Sound familiar? If so, you're up on your obscure German playwrights of the early 20th century. But even those who haven't heard of Carl Sternheim (and who has?) will enjoy Steve Martin's adaptation of The Underpants, a farce with which Arizona Theatre Company is now enticing audiences who don't normally attend theater. It may be the title, or Martin's name, that's causing the stampede; either way, there's plenty of fun to be had once you're in your seat.
Sternheim's one-act has been translated before, as A Pair of Drawers and as The Unmentionables, but this time out it's pure Martin. Plopped crazily onto Robert A. Dahlstrom's wonderfully crooked set, which calls to mind a Ludwig Bemelmans sketch of Berlin, we don't actually see Louise lose her bloomers, which fall down as she's watching the Kaiser pass by in a parade. But we do see, in the eyes of the men who surround her, the passion and mayhem her 15 minutes of fame have caused -- all of it enacted in slapstick routines and raw, physical humor, and spoken of in Martin's quippy comic rhythms.
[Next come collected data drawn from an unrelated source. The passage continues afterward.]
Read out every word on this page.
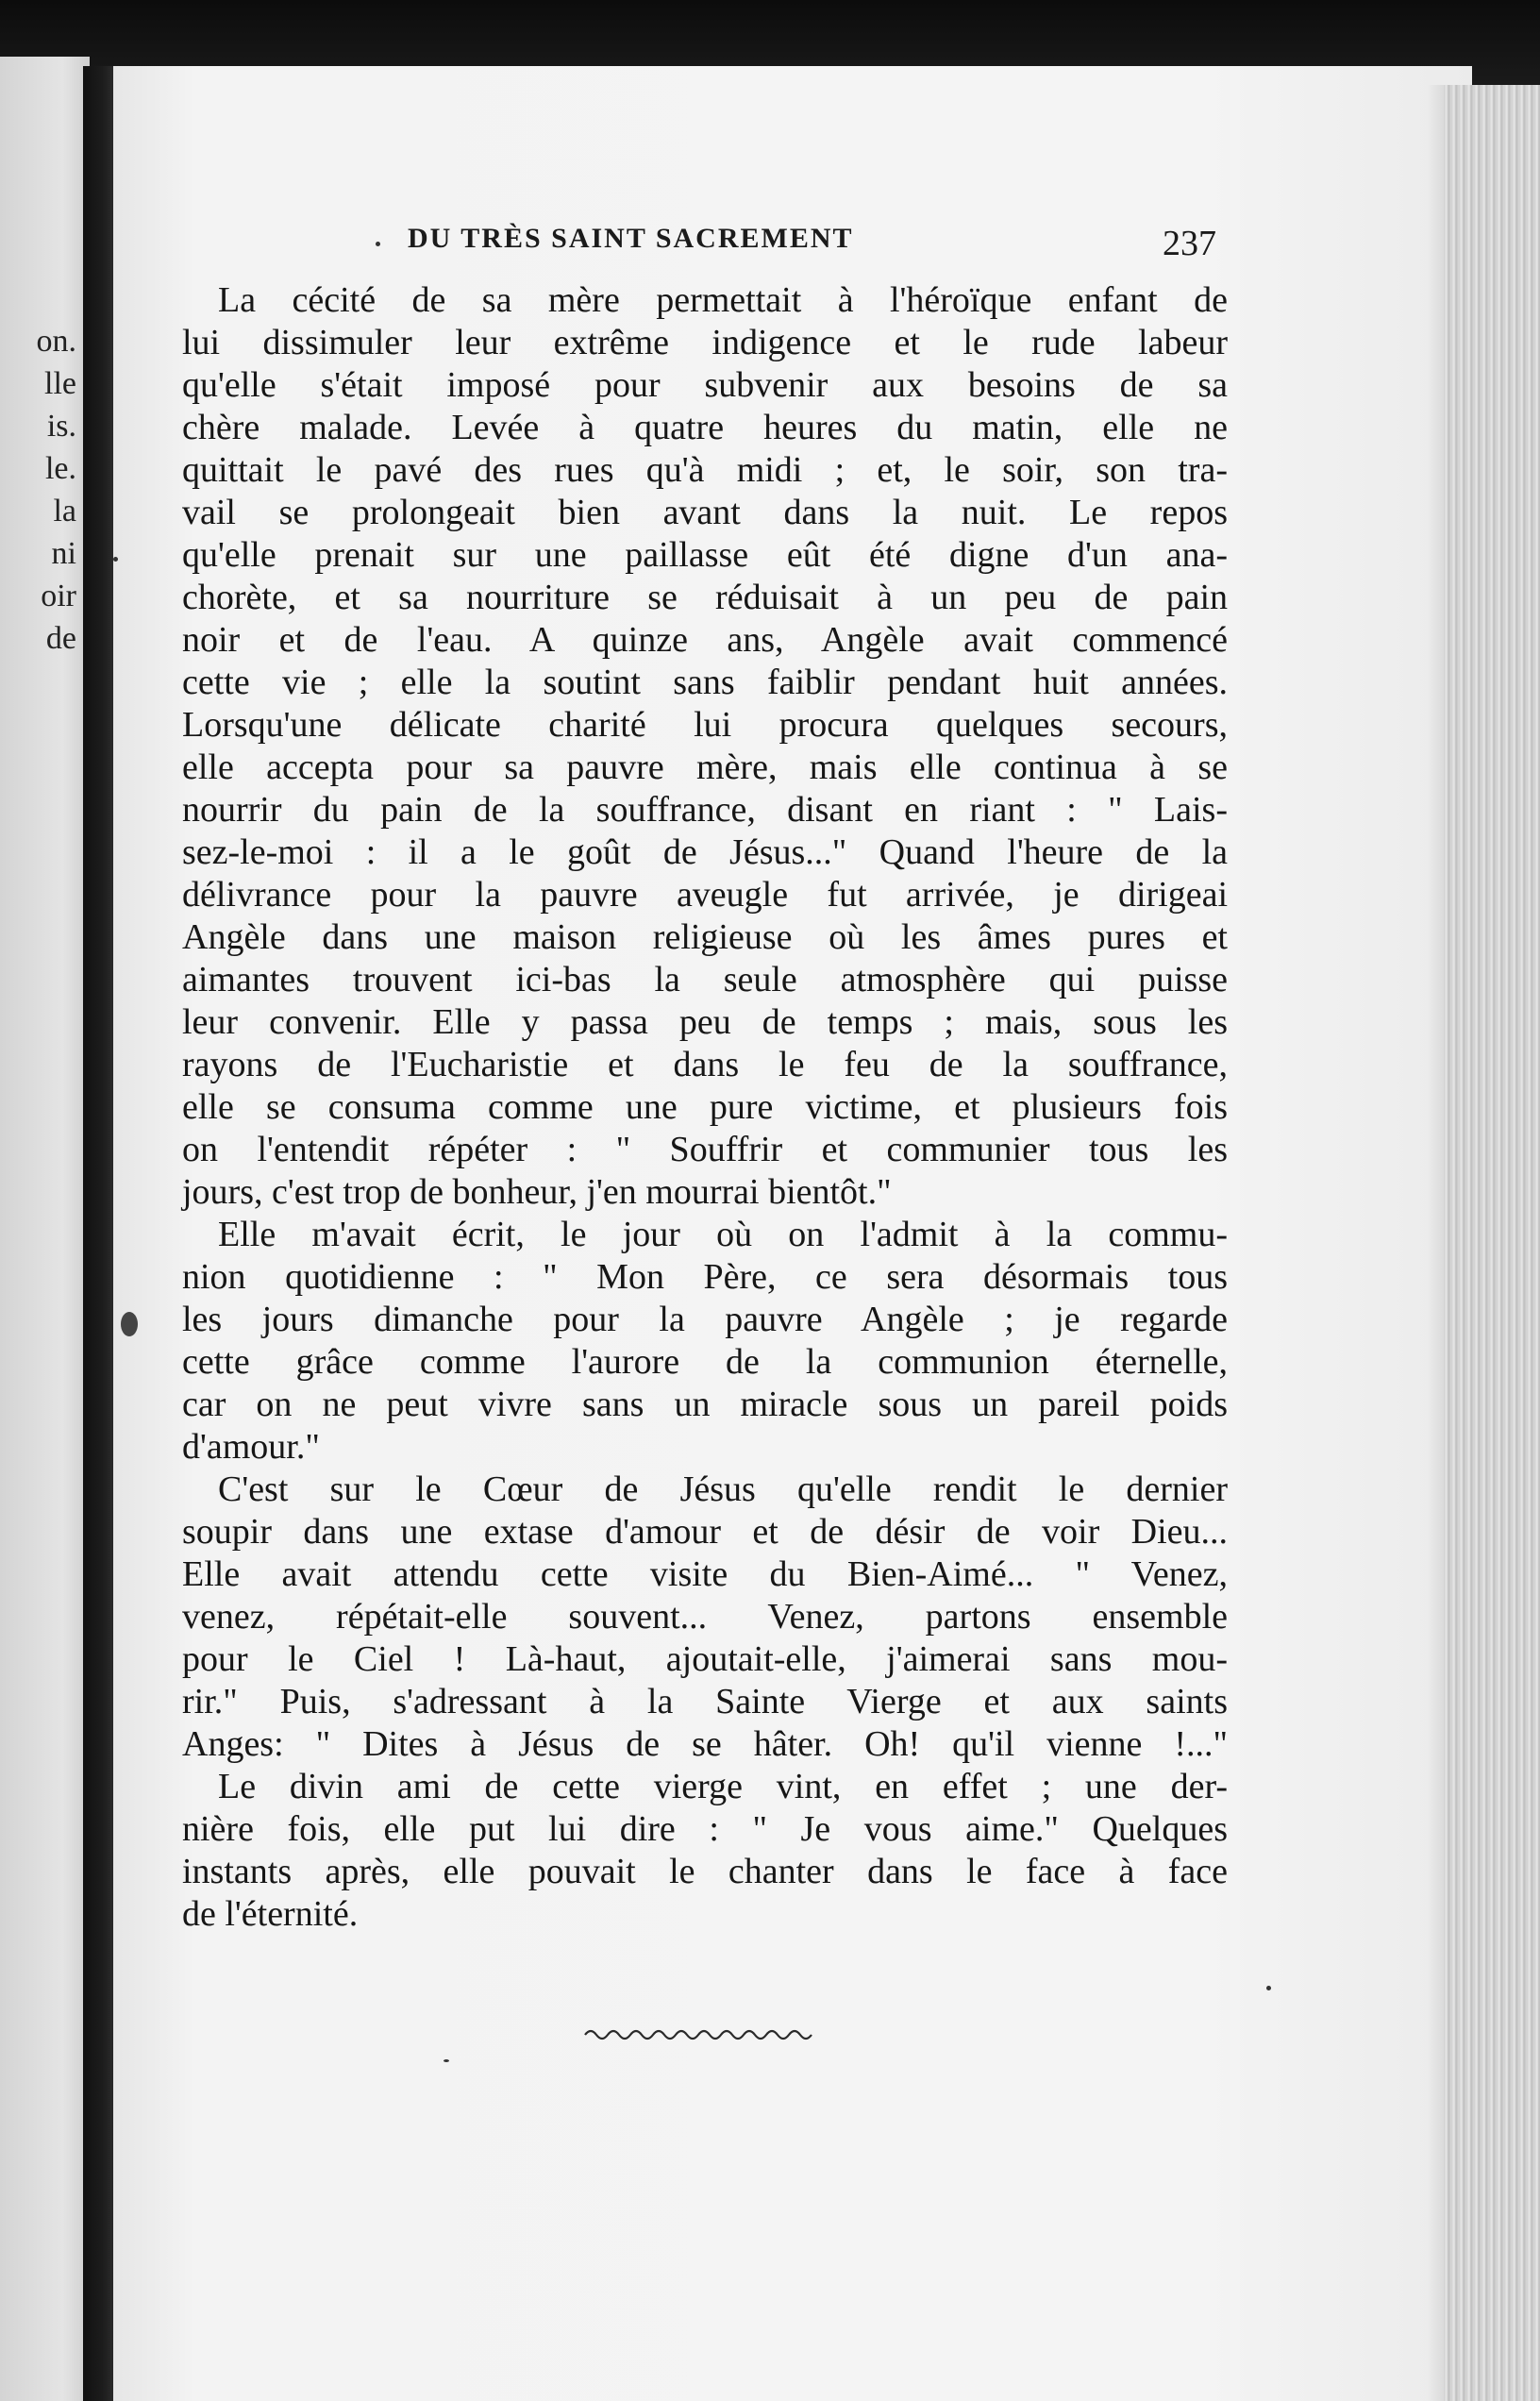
on.
lle
is.
le.
la
ni
oir
de
DU TRÈS SAINT SACREMENT	237
La cécité de sa mère permettait à l'héroïque enfant de
lui dissimuler leur extrême indigence et le rude labeur
qu'elle s'était imposé pour subvenir aux besoins de sa
chère malade. Levée à quatre heures du matin, elle ne
quittait le pavé des rues qu'à midi ; et, le soir, son tra-
vail se prolongeait bien avant dans la nuit. Le repos
qu'elle prenait sur une paillasse eût été digne d'un ana-
chorète, et sa nourriture se réduisait à un peu de pain
noir et de l'eau. A quinze ans, Angèle avait commencé
cette vie ; elle la soutint sans faiblir pendant huit années.
Lorsqu'une délicate charité lui procura quelques secours,
elle accepta pour sa pauvre mère, mais elle continua à se
nourrir du pain de la souffrance, disant en riant : " Lais-
sez-le-moi : il a le goût de Jésus..." Quand l'heure de la
délivrance pour la pauvre aveugle fut arrivée, je dirigeai
Angèle dans une maison religieuse où les âmes pures et
aimantes trouvent ici-bas la seule atmosphère qui puisse
leur convenir. Elle y passa peu de temps ; mais, sous les
rayons de l'Eucharistie et dans le feu de la souffrance,
elle se consuma comme une pure victime, et plusieurs fois
on l'entendit répéter : " Souffrir et communier tous les
jours, c'est trop de bonheur, j'en mourrai bientôt."
Elle m'avait écrit, le jour où on l'admit à la commu-
nion quotidienne : " Mon Père, ce sera désormais tous
les jours dimanche pour la pauvre Angèle ; je regarde
cette grâce comme l'aurore de la communion éternelle,
car on ne peut vivre sans un miracle sous un pareil poids
d'amour."
C'est sur le Cœur de Jésus qu'elle rendit le dernier
soupir dans une extase d'amour et de désir de voir Dieu...
Elle avait attendu cette visite du Bien-Aimé... " Venez,
venez, répétait-elle souvent... Venez, partons ensemble
pour le Ciel ! Là-haut, ajoutait-elle, j'aimerai sans mou-
rir." Puis, s'adressant à la Sainte Vierge et aux saints
Anges: " Dites à Jésus de se hâter. Oh! qu'il vienne !..."
Le divin ami de cette vierge vint, en effet ; une der-
nière fois, elle put lui dire : " Je vous aime." Quelques
instants après, elle pouvait le chanter dans le face à face
de l'éternité.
Where Sternheim was commenting on the bourgeois snobbery of the people of 1910 Düsseldorf, Martin is flat-out laughing at it. The women are oppressed by cowardly men, but they're also amoral and slutty; quick to betray their husbands for a quick fling. The Jew is a scaredy-cat, forced to obscure his identity (his name is Cohen -- "with a K!") in order to be close to Louise. The poet is unprincipled, foppish and self-absorbed; the husband a workhorse concerned only with the bottom line. They're all, as reimagined by Martin, wild and crazy punch lines come to life. Like the boarder, addressing the husband of his girlfriend about the room he's just rented: "I'll slip in and out without you knowing it." And the same fellow, while wooing Louise: "I want to sleep with you! It won't take a minute!"
The cast members are sublime, their timing so precise that, when one rowdy audience member blurted out Everett Quinton's next line before he did, he worked it into the scene without missing a beat. There's a bit wrapped around Louise's last line -- I won't reveal what it is -- that's awkward and, coming as it does in the final seconds before curtain, ill-timed. But this is director Jon Jory's single slip-up; elsewhere, he moves his players as if choreographing a graceful dance, and his athletic pacing fits Martin's remarkable physical comedy perfectly.